By JOHN ANDERSON
IT was a late night in Seattle. It was probably raining. Scilla
Andreen was still haunting the offices of her as-yet-to-be-started
Internet movie company, IndieFlix, when the phone rang. It was -- no
surprise -- a young filmmaker.
"He thought we were a local production company," said Ms. Andreen, 43,
a filmmaker herself, as well as an Emmy-nominated costume
designer. "Or a distribution company that might buy his film."
What the young fellow had found in his efforts to support his movie --
which he'd financed by selling his late grandmother's ring -- wasn't a
distribution company, not in the traditional sense, but instead, the
latest wrinkle in the dissemination of independent film.
As cheaper technology and a seemingly inexhaustible hipness quotient
have led to more filmmakers and films being produced, theatrical
distribution has become more expensive, the outlets more cautious, and
the returns on investments more dubious. The Internet has absorbed
some of the spillover, although the bigger success stories -- notably,
the political films of Robert Greenwald ("Uncovered: The War on Iraq,"
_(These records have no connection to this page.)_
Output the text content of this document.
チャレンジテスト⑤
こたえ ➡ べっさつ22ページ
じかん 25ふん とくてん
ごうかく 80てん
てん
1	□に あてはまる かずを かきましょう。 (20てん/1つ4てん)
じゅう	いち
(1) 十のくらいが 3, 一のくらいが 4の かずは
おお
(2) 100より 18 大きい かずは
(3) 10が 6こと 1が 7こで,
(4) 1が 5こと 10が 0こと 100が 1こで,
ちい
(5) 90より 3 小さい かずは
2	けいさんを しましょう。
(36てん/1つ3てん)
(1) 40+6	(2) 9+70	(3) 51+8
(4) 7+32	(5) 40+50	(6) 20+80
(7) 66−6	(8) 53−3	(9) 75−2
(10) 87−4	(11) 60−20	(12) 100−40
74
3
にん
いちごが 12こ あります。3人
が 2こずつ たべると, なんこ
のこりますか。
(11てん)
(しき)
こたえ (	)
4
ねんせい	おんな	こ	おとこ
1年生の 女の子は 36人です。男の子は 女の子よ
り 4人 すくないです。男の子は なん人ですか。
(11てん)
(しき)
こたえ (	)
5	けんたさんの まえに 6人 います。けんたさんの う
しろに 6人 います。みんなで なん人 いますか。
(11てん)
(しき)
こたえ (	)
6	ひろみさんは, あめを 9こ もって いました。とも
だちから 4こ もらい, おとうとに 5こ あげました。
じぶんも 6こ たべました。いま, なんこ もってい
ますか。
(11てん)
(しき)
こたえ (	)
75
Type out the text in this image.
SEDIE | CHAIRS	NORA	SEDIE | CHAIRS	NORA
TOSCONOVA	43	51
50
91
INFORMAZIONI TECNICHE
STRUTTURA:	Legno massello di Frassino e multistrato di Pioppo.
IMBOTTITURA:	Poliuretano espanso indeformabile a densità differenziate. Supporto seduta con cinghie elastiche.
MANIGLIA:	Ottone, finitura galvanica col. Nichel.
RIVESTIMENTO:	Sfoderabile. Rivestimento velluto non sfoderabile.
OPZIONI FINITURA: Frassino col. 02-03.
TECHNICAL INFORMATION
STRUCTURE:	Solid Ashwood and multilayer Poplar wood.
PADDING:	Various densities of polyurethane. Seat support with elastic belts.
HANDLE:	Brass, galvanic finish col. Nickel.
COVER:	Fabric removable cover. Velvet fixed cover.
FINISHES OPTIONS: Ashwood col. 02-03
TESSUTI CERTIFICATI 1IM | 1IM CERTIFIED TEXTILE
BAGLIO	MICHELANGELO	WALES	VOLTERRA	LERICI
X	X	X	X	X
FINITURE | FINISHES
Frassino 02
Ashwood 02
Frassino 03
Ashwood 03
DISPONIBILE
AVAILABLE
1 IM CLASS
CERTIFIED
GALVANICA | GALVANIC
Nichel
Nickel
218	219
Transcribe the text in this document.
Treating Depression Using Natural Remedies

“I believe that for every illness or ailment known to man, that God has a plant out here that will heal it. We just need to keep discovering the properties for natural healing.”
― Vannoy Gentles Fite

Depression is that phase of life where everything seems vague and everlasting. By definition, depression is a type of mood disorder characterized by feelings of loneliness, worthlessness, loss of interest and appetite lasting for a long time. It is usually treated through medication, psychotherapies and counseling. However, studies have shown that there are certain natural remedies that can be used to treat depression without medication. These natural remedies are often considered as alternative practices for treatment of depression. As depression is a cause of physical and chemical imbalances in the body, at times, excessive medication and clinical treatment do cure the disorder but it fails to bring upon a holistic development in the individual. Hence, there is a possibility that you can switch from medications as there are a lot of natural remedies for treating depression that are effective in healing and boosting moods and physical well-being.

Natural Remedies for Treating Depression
"Outfoxed: Rupert Murdoch's War on Journalism"), or "Faster," a highly
lucrative motorcycle documentary narrated by Ewan McGregor -- have
been niche movies with a core audience.
So what about more general fare with no stars, budgets or hope?
That's where IndieFlix, founded by Ms. Andreen and her business
partner, the filmmaker Gian-Carlo Scandiuzzi, comes in. Directors
submit their films, which are then posted on the Web site
(www.indieflix.com). When users log on and click to buy the films that
capture their interest, IndieFlix burns them onto a DVD and ships them
out. The price for a feature-length film is $9.95.
Ms. Andreen's motto: "Own a movie for less than a movie ticket."